Another of the joys in re-watching the show is in spotting actors who will go on to become some of Hollywood’s top-recognized stars, even those who aren’t part of the main cast. Celebrity cameo appearances include Leslie Mann, Ben Stiller, Jason Schwartzman, Mike White, Lizzy Caplan, Rashida Jones, Alexandra Breckinridge (“Jessie” on The Walking Dead), and even a 13-year-old Shia LaBeouf.

With the show’s split focus on comedy and tragedy, the cast gets to stretch not only their early funny bones, but their dramatic chops, as well. One of the most memorable scenes in the show comes from Sam McMurray as Neal’s dentist father, Vic. An actor perhaps best known nowadays for his sly humorous roles, McMurray gets to play a scene in which he explains to Sam Weir (who’s sitting helpless and open-mouthed in a dentist chair) why he’s having an affair, and why men his age so often feel the need to do so, playing the part with a veneer of regret and helplessness. The scene is one of many that serves as a reminder of where the best comedy derives: from the real-life struggles and miseries we all share. Despite the frequent dismissal of comedy as inferior to drama, Freaks and Geeks is Feig’s and Apatow’s reminder that the two are inextricably tied.

Aside from the gorgeous high-definition restoration of the original television film, the Blu-ray box set is a palpable argument for disc releases in an age of streaming, possessing all the extras a Freaks and Geeks fan could ever want. Included with the extra features disc is a booklet (reprinted from the original DVD release in 2004), with commentary on each episode from Paul Feig, a complete list of the episodes’ excellent soundtracks, and a Q and A with Apatow. The disc itself is a treasure trove of nostalgia, with behind the scenes features such as table reads, deleted scenes, interviews, an hour-long Q and A session at the Museum of Television and Radio, audition tapes, improv exercises, promos and an assortment of raw footage and random off-screen moments from filming.

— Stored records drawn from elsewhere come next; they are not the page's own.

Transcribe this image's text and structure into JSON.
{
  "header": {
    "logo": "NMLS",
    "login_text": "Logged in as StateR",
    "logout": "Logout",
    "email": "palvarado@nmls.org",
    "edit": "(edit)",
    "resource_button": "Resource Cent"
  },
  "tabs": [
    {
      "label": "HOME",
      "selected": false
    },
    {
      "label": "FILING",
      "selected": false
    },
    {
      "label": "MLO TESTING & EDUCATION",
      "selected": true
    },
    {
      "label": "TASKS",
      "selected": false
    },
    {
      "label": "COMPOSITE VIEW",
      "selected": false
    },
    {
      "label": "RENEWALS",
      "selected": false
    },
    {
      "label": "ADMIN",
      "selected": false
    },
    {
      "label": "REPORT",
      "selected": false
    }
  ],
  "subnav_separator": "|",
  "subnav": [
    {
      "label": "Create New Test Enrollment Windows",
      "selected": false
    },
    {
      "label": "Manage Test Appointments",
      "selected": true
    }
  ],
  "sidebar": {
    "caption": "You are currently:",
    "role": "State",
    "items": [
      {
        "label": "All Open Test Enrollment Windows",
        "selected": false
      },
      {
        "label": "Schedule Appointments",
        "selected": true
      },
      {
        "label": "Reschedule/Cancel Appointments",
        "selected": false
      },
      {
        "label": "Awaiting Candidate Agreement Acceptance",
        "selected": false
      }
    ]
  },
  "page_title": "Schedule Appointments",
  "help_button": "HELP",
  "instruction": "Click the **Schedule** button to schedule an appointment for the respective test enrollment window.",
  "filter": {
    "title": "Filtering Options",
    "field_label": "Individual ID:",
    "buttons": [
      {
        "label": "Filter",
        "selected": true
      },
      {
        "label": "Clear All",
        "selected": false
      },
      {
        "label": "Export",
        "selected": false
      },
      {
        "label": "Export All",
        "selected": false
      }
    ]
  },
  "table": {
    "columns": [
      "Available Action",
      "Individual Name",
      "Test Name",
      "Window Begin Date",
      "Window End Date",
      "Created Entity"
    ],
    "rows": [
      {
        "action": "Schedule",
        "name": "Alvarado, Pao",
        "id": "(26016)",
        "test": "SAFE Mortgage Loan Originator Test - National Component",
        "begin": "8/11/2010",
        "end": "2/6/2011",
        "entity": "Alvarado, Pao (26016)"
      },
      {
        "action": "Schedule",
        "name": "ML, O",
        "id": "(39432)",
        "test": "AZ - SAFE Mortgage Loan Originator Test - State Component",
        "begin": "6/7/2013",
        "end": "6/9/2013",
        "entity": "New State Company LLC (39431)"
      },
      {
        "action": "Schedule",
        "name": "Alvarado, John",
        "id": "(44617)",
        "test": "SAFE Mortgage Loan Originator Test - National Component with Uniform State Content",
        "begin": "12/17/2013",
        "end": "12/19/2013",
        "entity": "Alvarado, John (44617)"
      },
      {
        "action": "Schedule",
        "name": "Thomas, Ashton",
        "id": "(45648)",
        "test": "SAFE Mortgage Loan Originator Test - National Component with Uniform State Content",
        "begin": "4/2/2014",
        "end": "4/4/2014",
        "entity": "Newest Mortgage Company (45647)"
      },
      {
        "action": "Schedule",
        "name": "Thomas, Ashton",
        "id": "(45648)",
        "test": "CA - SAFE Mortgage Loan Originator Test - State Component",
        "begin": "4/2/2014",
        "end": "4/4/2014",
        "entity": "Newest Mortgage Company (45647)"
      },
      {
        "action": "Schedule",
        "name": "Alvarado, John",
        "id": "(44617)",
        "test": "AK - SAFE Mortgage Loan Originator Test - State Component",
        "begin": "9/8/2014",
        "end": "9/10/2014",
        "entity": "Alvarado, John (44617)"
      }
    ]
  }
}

The commentary and booklet give a detailed account of the show’s filming and creative process, including the originally unaired Kim episode and a changed schedule following news of the show’s cancellation. This helps explain, to an extent, some of the inconsistencies within the show’s narrative (i.e., how come the Weirs don’t seem to remember Lindsay’s “Freak” friends, even though they’ve visited their home? How come the geeks consistently think of Mr. Fredricks as a jerk, with Sam never bringing up the one time he was kind enough to have the “sex talk” with him? How come Lindsay never again brings up Nick’s essentially drunkenly groping her at her party in episode 2, despite her obvious disgust?)

Re-watching Freaks and Geeks is like looking back on your high school days and laughing, and at times, squirming. Far from escapism, the show is rather a comforting (if traumatic) companion through the misery of high school, for those experiencing it now and for those who remember their experiences. If teens watching the show at the time found comfort in its reflection of their lives, those same viewers, or adult newcomers, should find a similar catharsis years later. Paving the way for numerous other cringe comedies over the years and to this day, Freaks and Geeks, remains a masterpiece of comedy and television, and should for generations to come.